We expect Search to lead the way, as it is easy to turn on and off.  YouTube direct response ads should remain strong given their position at the bottom of the funnel.  We expect brand advertising to resume more in-line with the overall economy.

Near-term catalysts: Digital media has seen its share of ad spending equal its share of ad spending in recent years.  This suggests that strong digital ad growth will moderate and will track more in-line with its share of time spent.  However, coming out of the COVID-19 pandemic, we believe that Google has opportunities to see continued strong top-line growth.

  • On the consumer side, the COVID-19 pandemic is driving greater adoption and usage of Google products including Search, Android phones, apps, Google Play and YouTube.  We expect that Google will maintain this increased usage coming out of the pandemic. 
  • On the business side, COVID 19 going will likely accelerate the pace of digital transformation as businesses plan for a comparable shutdown, working from home becomes more widespread, etc.  This should benefit demand for Google’s Enterprise products, especially its Cloud offering.
  • While Search is maturing, we see opportunities for Google to squeeze additional revenue out of the ecosystem like it is doing with Travel and Job postings.
  • YouTube should benefit from the continued shift to digital video, both by consumers and advertisers.

Furthermore, we believe the increased consumer reliance on Google’s products during the COVID-19 crisis could result in COVID could moderate regulatory risk

Google a Core Holding: We think Google remain a core holding.

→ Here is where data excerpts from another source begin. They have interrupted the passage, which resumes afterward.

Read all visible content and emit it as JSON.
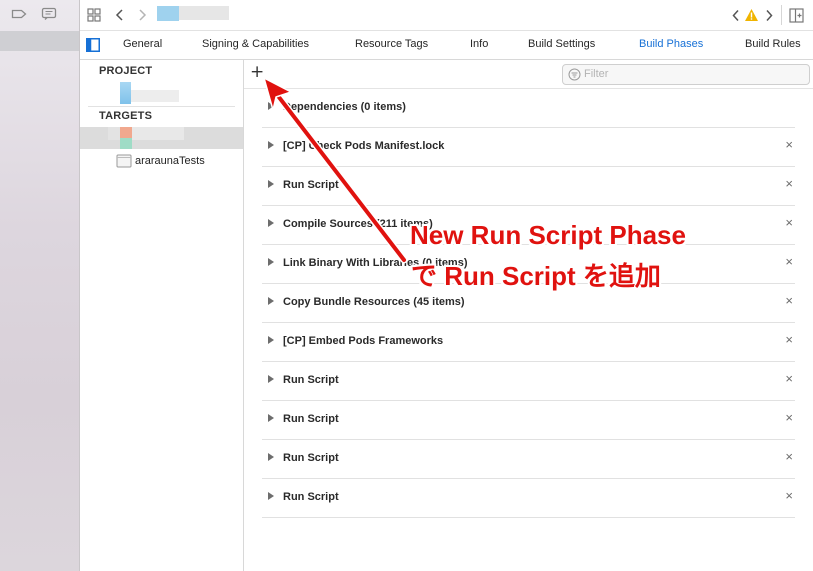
{
  "tabs": [
    {
      "label": "General",
      "active": false
    },
    {
      "label": "Signing & Capabilities",
      "active": false
    },
    {
      "label": "Resource Tags",
      "active": false
    },
    {
      "label": "Info",
      "active": false
    },
    {
      "label": "Build Settings",
      "active": false
    },
    {
      "label": "Build Phases",
      "active": true
    },
    {
      "label": "Build Rules",
      "active": false
    }
  ],
  "sidebar": {
    "project_header": "PROJECT",
    "targets_header": "TARGETS",
    "test_target": "ararаunaTests"
  },
  "toolbar": {
    "add_label": "+",
    "filter_placeholder": "Filter"
  },
  "phases": [
    {
      "label": "Dependencies (0 items)"
    },
    {
      "label": "[CP] Check Pods Manifest.lock"
    },
    {
      "label": "Run Script"
    },
    {
      "label": "Compile Sources (211 items)"
    },
    {
      "label": "Link Binary With Libraries (0 items)"
    },
    {
      "label": "Copy Bundle Resources (45 items)"
    },
    {
      "label": "[CP] Embed Pods Frameworks"
    },
    {
      "label": "Run Script"
    },
    {
      "label": "Run Script"
    },
    {
      "label": "Run Script"
    },
    {
      "label": "Run Script"
    }
  ],
  "remove_glyph": "×",
  "annotation": {
    "line1": "New Run Script Phase",
    "line2": "で Run Script を追加"
  },
  "colors": {
    "accent": "#1670d6",
    "annotation_red": "#e0120f",
    "warning": "#f0b400"
  }
}
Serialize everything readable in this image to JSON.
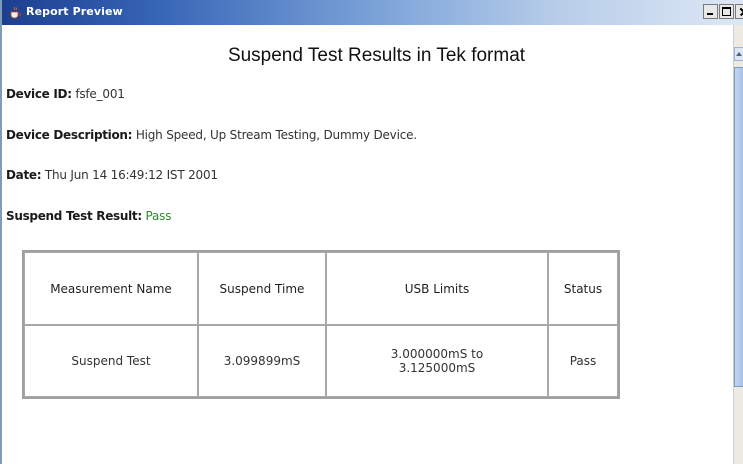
{
  "window": {
    "title": "Report Preview",
    "icon": "java-cup-icon"
  },
  "report": {
    "title": "Suspend Test Results in Tek format",
    "device_id_label": "Device ID:",
    "device_id_value": "fsfe_001",
    "device_desc_label": "Device Description:",
    "device_desc_value": "High Speed, Up Stream Testing, Dummy Device.",
    "date_label": "Date:",
    "date_value": "Thu Jun 14 16:49:12 IST 2001",
    "result_label": "Suspend Test Result:",
    "result_value": "Pass",
    "pass_color": "#2e8b2e"
  },
  "table": {
    "headers": [
      "Measurement Name",
      "Suspend Time",
      "USB Limits",
      "Status"
    ],
    "rows": [
      {
        "name": "Suspend Test",
        "time": "3.099899mS",
        "limits_line1": "3.000000mS to",
        "limits_line2": "3.125000mS",
        "status": "Pass"
      }
    ]
  }
}
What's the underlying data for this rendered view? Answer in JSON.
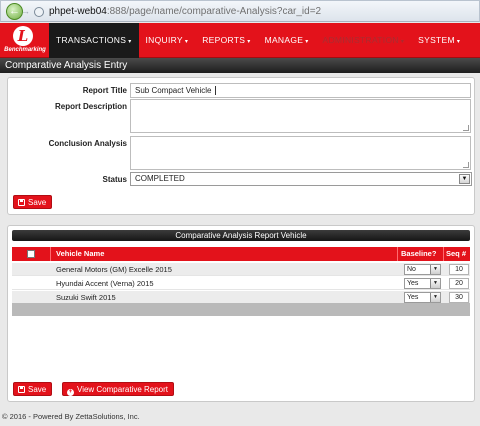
{
  "browser": {
    "url_host": "phpet-web04",
    "url_rest": ":888/page/name/comparative-Analysis?car_id=2"
  },
  "nav": {
    "logo_letter": "L",
    "logo_text": "Benchmarking",
    "items": [
      {
        "label": "TRANSACTIONS",
        "active": true
      },
      {
        "label": "INQUIRY"
      },
      {
        "label": "REPORTS"
      },
      {
        "label": "MANAGE"
      },
      {
        "label": "ADMINISTRATION",
        "dim": true
      },
      {
        "label": "SYSTEM"
      }
    ],
    "caret": "▾"
  },
  "page_title": "Comparative Analysis Entry",
  "form": {
    "report_title_label": "Report Title",
    "report_title_value": "Sub Compact Vehicle",
    "report_description_label": "Report Description",
    "report_description_value": "",
    "conclusion_label": "Conclusion Analysis",
    "conclusion_value": "",
    "status_label": "Status",
    "status_value": "COMPLETED",
    "save_label": "Save"
  },
  "table": {
    "title": "Comparative Analysis Report Vehicle",
    "col_vehicle": "Vehicle Name",
    "col_baseline": "Baseline?",
    "col_seq": "Seq #",
    "rows": [
      {
        "name": "General Motors (GM) Excelle 2015",
        "baseline": "No",
        "seq": "10"
      },
      {
        "name": "Hyundai Accent (Verna) 2015",
        "baseline": "Yes",
        "seq": "20"
      },
      {
        "name": "Suzuki Swift 2015",
        "baseline": "Yes",
        "seq": "30"
      }
    ],
    "save_label": "Save",
    "view_report_label": "View Comparative Report"
  },
  "footer": "© 2016 - Powered By ZettaSolutions, Inc."
}
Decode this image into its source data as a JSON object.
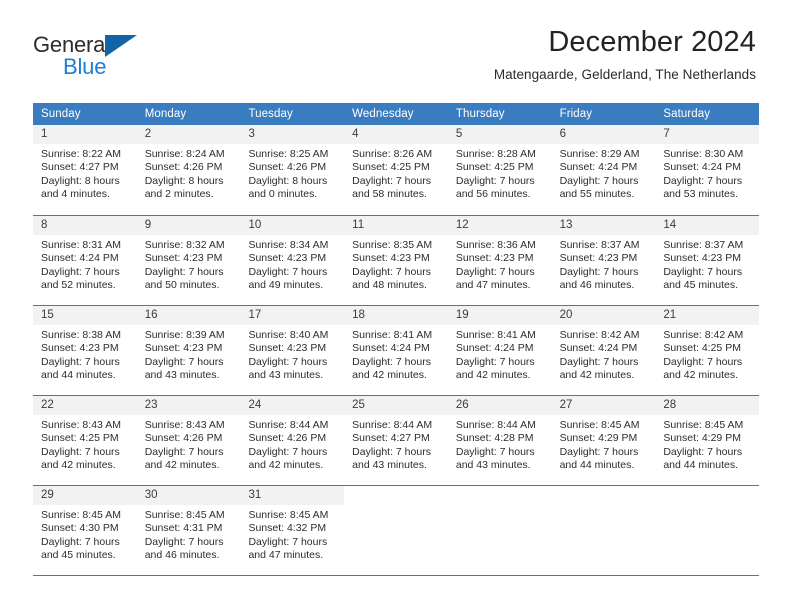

We think it is a great way to play some of the big trends impacting the broader economy including digital transformation, augmented reality/virtual reality (AR/VR), cloud computing, ambient computing and shifts to online video, among others.

Google’s dominant position is going to be hard to overcome.  While there are always unexpected developments to be on the lookout for, we expect it should continue until there is some sort of paradigm shift that it is slow to adapt to.  This would be something like when Microsoft was slow to adapt to the internet.  So far, we believe Google has been pretty good at anticipating these shifts, with the YouTube acquisition, building out a programmatic platform, the Android acquisition, etc.  The company now appears to be well positioned in shift to ambient computing, especially with the acquisition of FitBit, and AI/ML.

$1,475 target price:  We assign the stock a $1,675 target price, 25% upside.  We determine this by averaging our P/E, EV/EBITDA and P/S-derived valuations.  

  • We assign a 27.5x multiple to our $61.22 2021 EPS estimate.  Our target multiple is a 7% premium to the three year 25.5x average.  We’re 11% ahead of consensus on EPS. This implies a $1,684 target price.
  • We assign a 14x multiple to our $73.7bn 2021 EBITDA estimate.  Our target multiple is a 13% premium to the three-year 12.2x average and our EBITDA estimate is 4% ahead of consensus.  This implies a $1,706 target price.
  • We assign a 5.4x multiple to our $208bn 2021 sales estimate.  Our target multiple is roughly in-line with the three-year average and our sales estimate is 2% ahead of consensus.  This implies a $1,630 target price.